Despite the success of the $1 billion dol campaign and the augmentation of fundraising efforts, the University still faces a troubling financial situation. The sale of the Georgetown University to MedStar in 2000 alleviated some of the University’s debt, but Georgetown still controls the Medical Center. The Medical Center continues to drain the budget, with projected losses of $28 million for the 2004 fiscal year. The negative status of the University’s overall financial operations caused a drop in its credit rating late last year. The lowered rating means that it will be more difficult for the University to borrow money in the future, which could jeopardize future construction projects.

Although grants and pledges to the University increased by over $1 million from 2002 to 2003, cash holdings decreased by $87,710,468. Georgetown is spending far more than it receives, losing over $34 million in 2003. In the short-term, benefits such as new buildings and increased financial aid make the deficit seem worthwhile. In the long-term, however, the University is only worsening its already severe financial problem.

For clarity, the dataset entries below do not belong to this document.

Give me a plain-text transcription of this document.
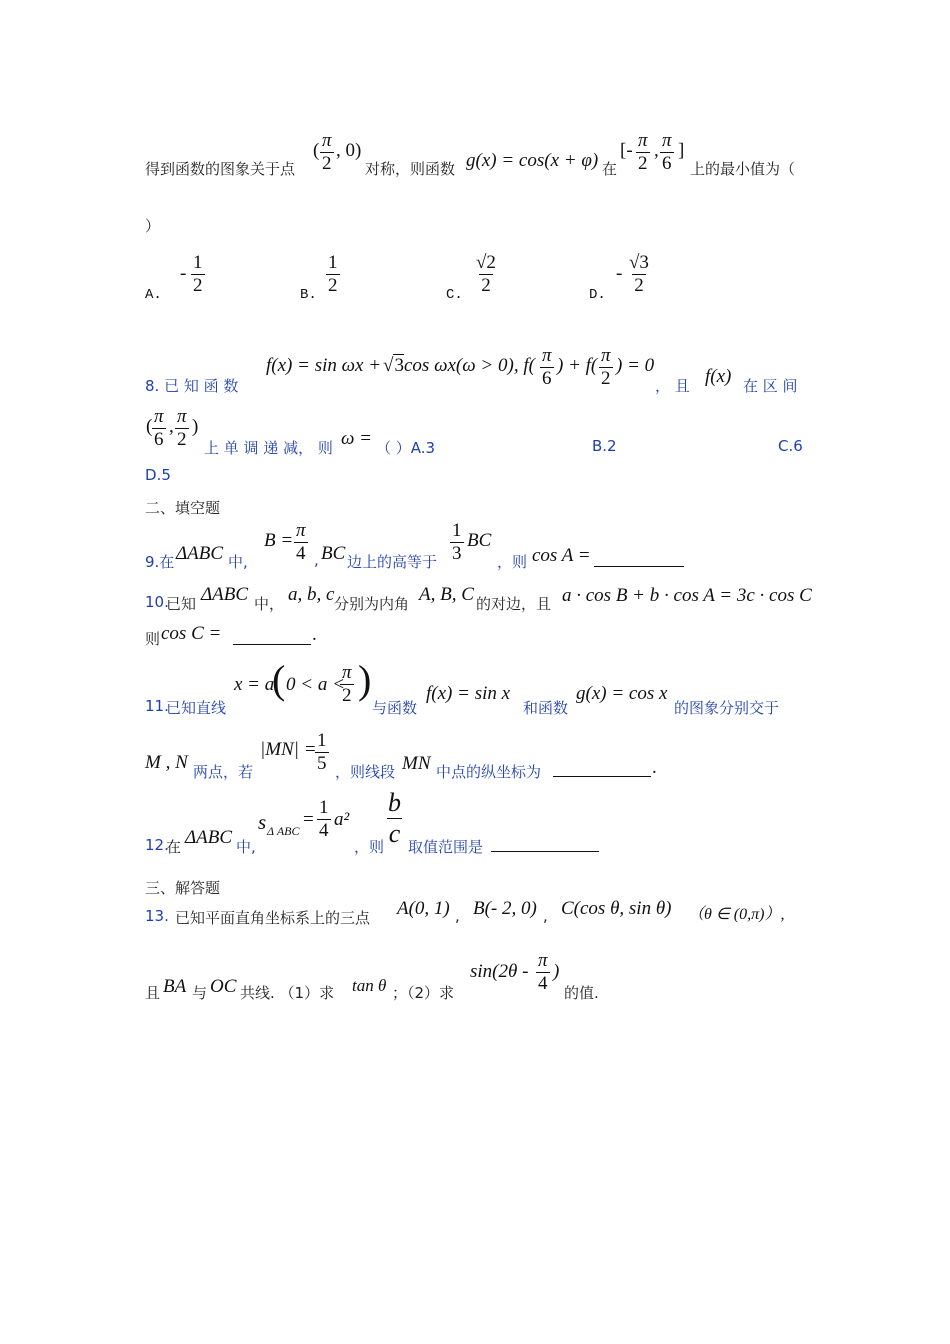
得到函数的图象关于点
( $\frac{\pi}{2}$ , 0)
对称，则函数 g(x) = cos(x + φ) 在
[- $\frac{\pi}{2}$ , $\frac{\pi}{6}$ ]
上的最小值为（
）
A.
- $\frac{1}{2}$	B. $\frac{1}{2}$	C. $\frac{√2}{2}$	D.
- $\frac{√3}{2}$
8. 已 知 函 数
f(x) = sin ωx + √3 cos ωx(ω > 0), $f( \frac{\pi}{6}$ ) + $f( \frac{\pi}{2}$ ) = 0
， 且 f(x) 在 区 间
( $\frac{\pi}{6}$ , $\frac{\pi}{2}$ )
上 单 调 递 减， 则 ω = （ ）A.3	B.2	C.6
D.5
二、填空题
9.在 ΔABC 中,
$B = \frac{\pi}{4}$ , BC 边上的高等于 $\frac{1}{3}$ BC
，则 cos A =
10.
已知 ΔABC 中， a, b, c 分别为内角 A, B, C 的对边，且 a · cos B + b · cos A = 3c · cos C
则 cos C =	.
11.
已知直线
x = a
( 0 < a <
$\frac{\pi}{2}$ )
与函数
f(x) = sin x
和函数
g(x) = cos x
的图象分别交于
M , N 两点，若
|MN| =
$\frac{1}{5}$ ，则线段 MN 中点的纵坐标为	.
12.
在 ΔABC 中,
s Δ ABC
= $\frac{1}{4} a^2$
，则 $\frac{b}{c}$ 取值范围是
三、解答题
13. 已知平面直角坐标系上的三点 A(0, 1) , B(- 2, 0) , C(cos θ, sin θ) （θ ∈ (0,π)）,
且 BA 与 OC 共线. （1）求 tan θ ；（2）求
$\sin(2\theta - \frac{\pi}{4}$ )
的值.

In a town hall meeting held January 21, 2005, University President John J. DeGioia outlined the difficulties facing the University.

“We face the same economic challenges as all universities and businesses in this country in coping with rising costs of health care and other benefits programs,” DeGioia said. “As a result of these last two factors-Medical Center losses and growing benefits costs-our institution-wide financial performance in fiscal year ‘04 was weaker than in fiscal year ‘03.”

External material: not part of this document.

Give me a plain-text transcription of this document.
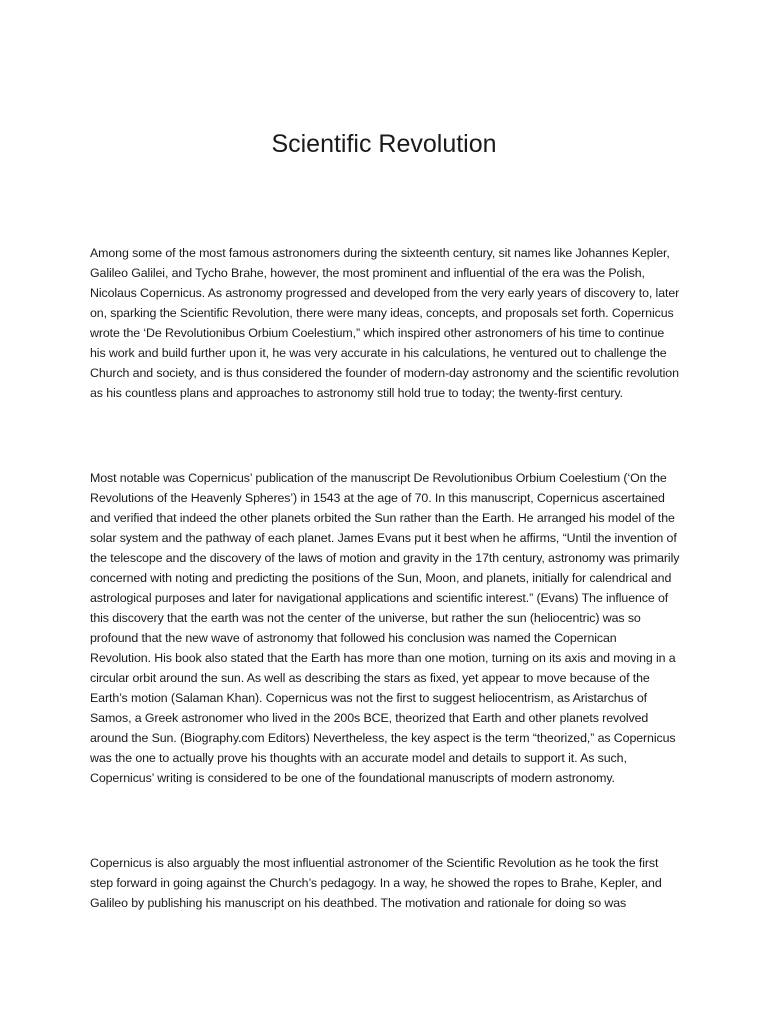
Scientific Revolution

Among some of the most famous astronomers during the sixteenth century, sit names like Johannes Kepler, Galileo Galilei, and Tycho Brahe, however, the most prominent and influential of the era was the Polish, Nicolaus Copernicus. As astronomy progressed and developed from the very early years of discovery to, later on, sparking the Scientific Revolution, there were many ideas, concepts, and proposals set forth. Copernicus wrote the ‘De Revolutionibus Orbium Coelestium,” which inspired other astronomers of his time to continue his work and build further upon it, he was very accurate in his calculations, he ventured out to challenge the Church and society, and is thus considered the founder of modern-day astronomy and the scientific revolution as his countless plans and approaches to astronomy still hold true to today; the twenty-first century.

Most notable was Copernicus’ publication of the manuscript De Revolutionibus Orbium Coelestium (‘On the Revolutions of the Heavenly Spheres’) in 1543 at the age of 70. In this manuscript, Copernicus ascertained and verified that indeed the other planets orbited the Sun rather than the Earth. He arranged his model of the solar system and the pathway of each planet. James Evans put it best when he affirms, “Until the invention of the telescope and the discovery of the laws of motion and gravity in the 17th century, astronomy was primarily concerned with noting and predicting the positions of the Sun, Moon, and planets, initially for calendrical and astrological purposes and later for navigational applications and scientific interest.” (Evans) The influence of this discovery that the earth was not the center of the universe, but rather the sun (heliocentric) was so profound that the new wave of astronomy that followed his conclusion was named the Copernican Revolution. His book also stated that the Earth has more than one motion, turning on its axis and moving in a circular orbit around the sun. As well as describing the stars as fixed, yet appear to move because of the Earth’s motion (Salaman Khan). Copernicus was not the first to suggest heliocentrism, as Aristarchus of Samos, a Greek astronomer who lived in the 200s BCE, theorized that Earth and other planets revolved around the Sun. (Biography.com Editors) Nevertheless, the key aspect is the term “theorized,” as Copernicus was the one to actually prove his thoughts with an accurate model and details to support it. As such, Copernicus’ writing is considered to be one of the foundational manuscripts of modern astronomy.

Copernicus is also arguably the most influential astronomer of the Scientific Revolution as he took the first step forward in going against the Church’s pedagogy. In a way, he showed the ropes to Brahe, Kepler, and Galileo by publishing his manuscript on his deathbed. The motivation and rationale for doing so was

DeGioia explained that a newly drafted financial plan, which went into effect at the beginning of FY ‘05, will hopefully lead to a $12 million budget surplus by FY ‘08. DeGioia noted that meeting these fiscal goals may necessitate that “we reduce department budgets, we delay some hires, we consolidate some administrative functions and we take other difficult steps.”

In addition to scaling back spending, the University is also in the beginning stages of another massive fundraising drive. The first phase of the drive is devoted to planning. University officials set goals and list potential donors. The campaign will begin quietly and will be largely unpublicized, as Georgetown seeks to raise a certain percentage of its goal before the drive formally begins. Finally, the fundraising campaign will be made public, and the massive push for donations will begin.

This upcoming fundraising effort is crucial to the future of the University. Georgetown must raise enough money to support and improve the programs that have made it a nationally recognized school. The amount of money raised in this campaign will either prove that Georgetown has the finances to sustain its precarious place within the top-ranked 25 universities, or serve as a brutal example of a university reaching beyond its means.

In the 1970s, then-University President Father Henle envisioned Georgetown as a nationally recognized university. Faculty members sought to transform the small, relatively unknown Catholic school into a top-25 institution, ranked among the Ivy League schools and populated by a diverse, elite student body. Over 30 years later, these ambitions have been realized. Georgetown is recognized as one of the top schools in the country, and students nationwide compete for admission. But in order to sustain this reputation, the University must be able to finance it.

“It’s clear, it seems, that sometime in the future, the University’s mission and its means will have to find some sustainable equilibrium,” Krogh said. What is unclear is whether the University will be able to resolve its fiscal troubles and preserve its status, or whether Georgetown’s vision must be tailored to its finances.